O filme trata de um assunto pouco referido num âmbito particular, e comentado ao excesso num mais geral. Há duas nuances no filmes que são trabalhadas: o amor que perdura mesmo após a morte, e a imutabilidade espiritual. A Morte, em mais um de seus trabalhos, leva a outro plano um sujeito enamorado. Sua esposa, ao descobrir a tragédia e a morada da serviçal, tira sua própria vida. Não esperando, ele debate com ela. Um desafio é lançado, se ela conseguir evitar a morte do sujeito em uma das três situações experienciadas – uma na Pérsia, outra na Veneza Renascentista, e a terceira na China imperial -, terá seu amado de volta. Mas uma coisa deixa clara, ele é a Morte, e nada ele perde.

É genial ver a criatividade desse mestre. A introspecção exaustiva, a intimidade com o espectador, a configuração espacial são recursos minimalísticos de uma profundidade incessante. É delicioso assistir à lamúria da Morte em estado absorto. É uma atmosfera que nos imerge num mundo ilusório, mas que aparenta ser tão belo. O mundo dos mortos, das almas penadas, é carregado de um sentido tão profundo, tão simbólico e tão expressivo, que me causa uma certa comoção.

A construção dos períodos históricos me lembra um pouco Intolerância, de Griffith. Não sei se é bobagem, se é um excesso meu, mas ao olhar as tomadas dos monumentos – que nesse caso não são tão grandiosos quanto os do americano -, e dos próprios eventos a ocorrer, vejo um certo distanciamento da câmera. Não fisicamente, mas na sua condição abstrata. Ele olha para o evento, mas não cria empatia com a moça, com o pretendente à morte, ou mesmo com o considerado profanador. Não é um olhar histórico, mas desmedido.

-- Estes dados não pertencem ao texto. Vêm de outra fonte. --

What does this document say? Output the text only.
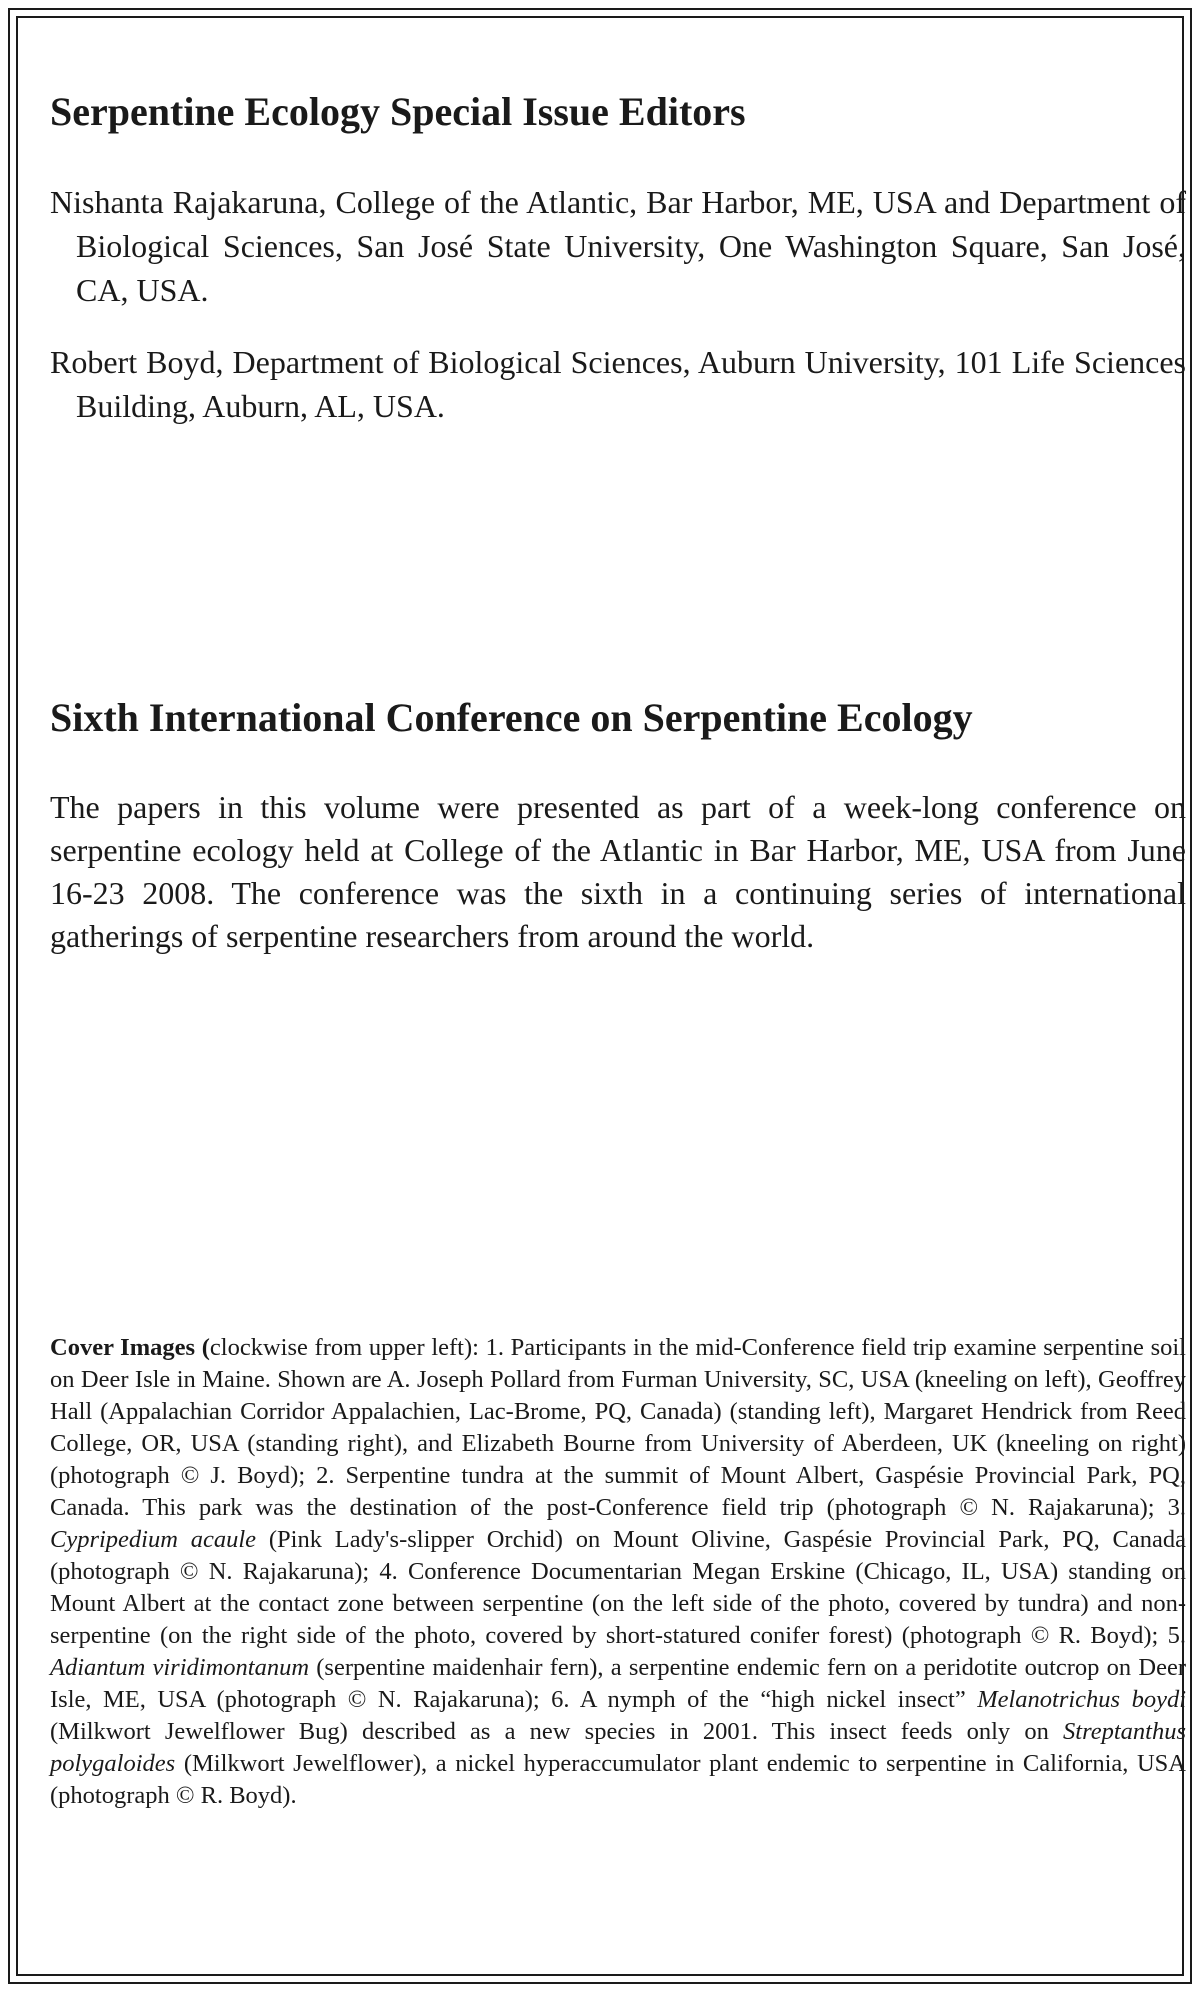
Serpentine Ecology Special Issue Editors

Nishanta Rajakaruna, College of the Atlantic, Bar Harbor, ME, USA and Department of Biological Sciences, San José State University, One Washington Square, San José, CA, USA.

Robert Boyd, Department of Biological Sciences, Auburn University, 101 Life Sciences Building, Auburn, AL, USA.

Sixth International Conference on Serpentine Ecology

The papers in this volume were presented as part of a week-long conference on serpentine ecology held at College of the Atlantic in Bar Harbor, ME, USA from June 16-23 2008. The conference was the sixth in a continuing series of international gatherings of serpentine researchers from around the world.

Cover Images (clockwise from upper left): 1. Participants in the mid-Conference field trip examine serpentine soil on Deer Isle in Maine. Shown are A. Joseph Pollard from Furman University, SC, USA (kneeling on left), Geoffrey Hall (Appalachian Corridor Appalachien, Lac-Brome, PQ, Canada) (standing left), Margaret Hendrick from Reed College, OR, USA (standing right), and Elizabeth Bourne from University of Aberdeen, UK (kneeling on right) (photograph © J. Boyd); 2. Serpentine tundra at the summit of Mount Albert, Gaspésie Provincial Park, PQ, Canada. This park was the destination of the post-Conference field trip (photograph © N. Rajakaruna); 3. Cypripedium acaule (Pink Lady's-slipper Orchid) on Mount Olivine, Gaspésie Provincial Park, PQ, Canada (photograph © N. Rajakaruna); 4. Conference Documentarian Megan Erskine (Chicago, IL, USA) standing on Mount Albert at the contact zone between serpentine (on the left side of the photo, covered by tundra) and non-serpentine (on the right side of the photo, covered by short-statured conifer forest) (photograph © R. Boyd); 5. Adiantum viridimontanum (serpentine maidenhair fern), a serpentine endemic fern on a peridotite outcrop on Deer Isle, ME, USA (photograph © N. Rajakaruna); 6. A nymph of the “high nickel insect” Melanotrichus boydi (Milkwort Jewelflower Bug) described as a new species in 2001. This insect feeds only on Streptanthus polygaloides (Milkwort Jewelflower), a nickel hyperaccumulator plant endemic to serpentine in California, USA (photograph © R. Boyd).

É interessante ver como uma obra pode ser tão desconcertante e tão fantástica ao mesmo tempo. Um fator que me causa esse rebuliço interno são os efeitos visuais, se é que os pode chamar assim. As trucagens são herdeiras de Méliès, pessoas e objetos desaparecem nas de um momento para outro, cenas são justapostas para dar o aspecto sobrenatural... É incrível ver tais artimanhas em 1921. Não só a Morte paira no ar, mas há também um tapete voador e o efeito de espíritos que vagam e que atravessam paredes. E o melhor é a credibilidade de tais efeitos, pois, sinceramente, acreditei neles – diferentemente dos efeitos visuais horríveis de Motoqueiro Fantasma, feito 86 anos depois com tecnologia de ponta.

Outro fator que gostaria de ressaltar é o fato de deixarem, no DVD Continental – distribuidora bem mal falada -, o cromatismo original da película. É de uma riqueza ver aquelas cores tão representativas. Tons avermelhados, azulados, alaranjados, sempre com algum significado – em que, como não entendo nada do assunto, não me aprofundarei.

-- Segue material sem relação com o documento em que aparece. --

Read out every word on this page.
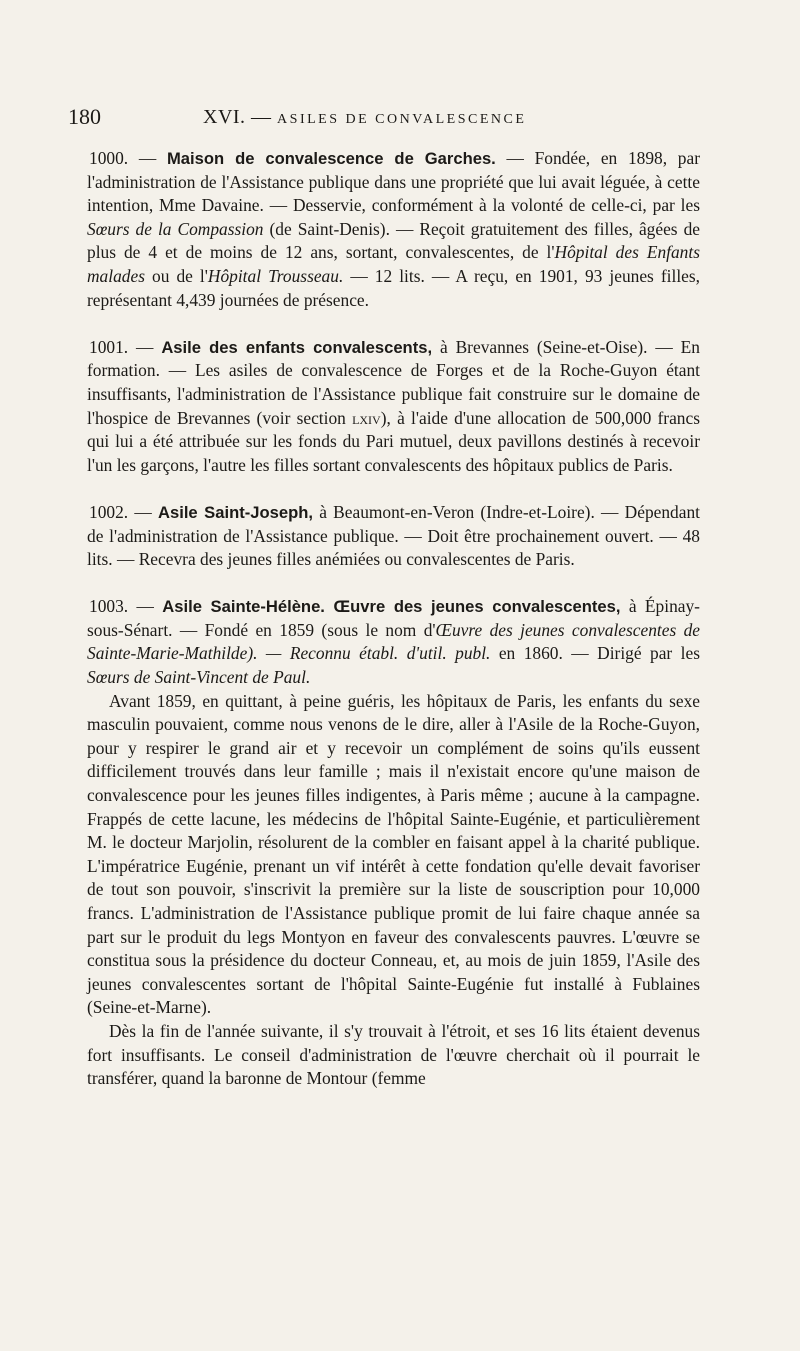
180	XVI. — ASILES DE CONVALESCENCE

1000. — Maison de convalescence de Garches. — Fondée, en 1898, par l'administration de l'Assistance publique dans une propriété que lui avait léguée, à cette intention, Mme Davaine. — Desservie, conformément à la volonté de celle-ci, par les Sœurs de la Compassion (de Saint-Denis). — Reçoit gratuitement des filles, âgées de plus de 4 et de moins de 12 ans, sortant, convalescentes, de l'Hôpital des Enfants malades ou de l'Hôpital Trousseau. — 12 lits. — A reçu, en 1901, 93 jeunes filles, représentant 4,439 journées de présence.

1001. — Asile des enfants convalescents, à Brevannes (Seine-et-Oise). — En formation. — Les asiles de convalescence de Forges et de la Roche-Guyon étant insuffisants, l'administration de l'Assistance publique fait construire sur le domaine de l'hospice de Brevannes (voir section lxiv), à l'aide d'une allocation de 500,000 francs qui lui a été attribuée sur les fonds du Pari mutuel, deux pavillons destinés à recevoir l'un les garçons, l'autre les filles sortant convalescents des hôpitaux publics de Paris.

1002. — Asile Saint-Joseph, à Beaumont-en-Veron (Indre-et-Loire). — Dépendant de l'administration de l'Assistance publique. — Doit être prochainement ouvert. — 48 lits. — Recevra des jeunes filles anémiées ou convalescentes de Paris.

1003. — Asile Sainte-Hélène. Œuvre des jeunes convalescentes, à Épinay-sous-Sénart. — Fondé en 1859 (sous le nom d'Œuvre des jeunes convalescentes de Sainte-Marie-Mathilde). — Reconnu établ. d'util. publ. en 1860. — Dirigé par les Sœurs de Saint-Vincent de Paul.

Avant 1859, en quittant, à peine guéris, les hôpitaux de Paris, les enfants du sexe masculin pouvaient, comme nous venons de le dire, aller à l'Asile de la Roche-Guyon, pour y respirer le grand air et y recevoir un complément de soins qu'ils eussent difficilement trouvés dans leur famille ; mais il n'existait encore qu'une maison de convalescence pour les jeunes filles indigentes, à Paris même ; aucune à la campagne. Frappés de cette lacune, les médecins de l'hôpital Sainte-Eugénie, et particulièrement M. le docteur Marjolin, résolurent de la combler en faisant appel à la charité publique. L'impératrice Eugénie, prenant un vif intérêt à cette fondation qu'elle devait favoriser de tout son pouvoir, s'inscrivit la première sur la liste de souscription pour 10,000 francs. L'administration de l'Assistance publique promit de lui faire chaque année sa part sur le produit du legs Montyon en faveur des convalescents pauvres. L'œuvre se constitua sous la présidence du docteur Conneau, et, au mois de juin 1859, l'Asile des jeunes convalescentes sortant de l'hôpital Sainte-Eugénie fut installé à Fublaines (Seine-et-Marne).

Dès la fin de l'année suivante, il s'y trouvait à l'étroit, et ses 16 lits étaient devenus fort insuffisants. Le conseil d'administration de l'œuvre cherchait où il pourrait le transférer, quand la baronne de Montour (femme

Pensando mais sobre esta resenha, vejo que talvez tenha sido pouco opinativo e mais analítico. Mas sempre que ressalto um fator é para mostrar seu fascínio sobre mim. O filme se mostrou algo bem original para mim, talvez por isso esse pensamento – que espero ser coletivo – para entendê-lo.

A beleza de A Morte Cansada recai na trivialidade, na simples trivialidade da vida e da morte.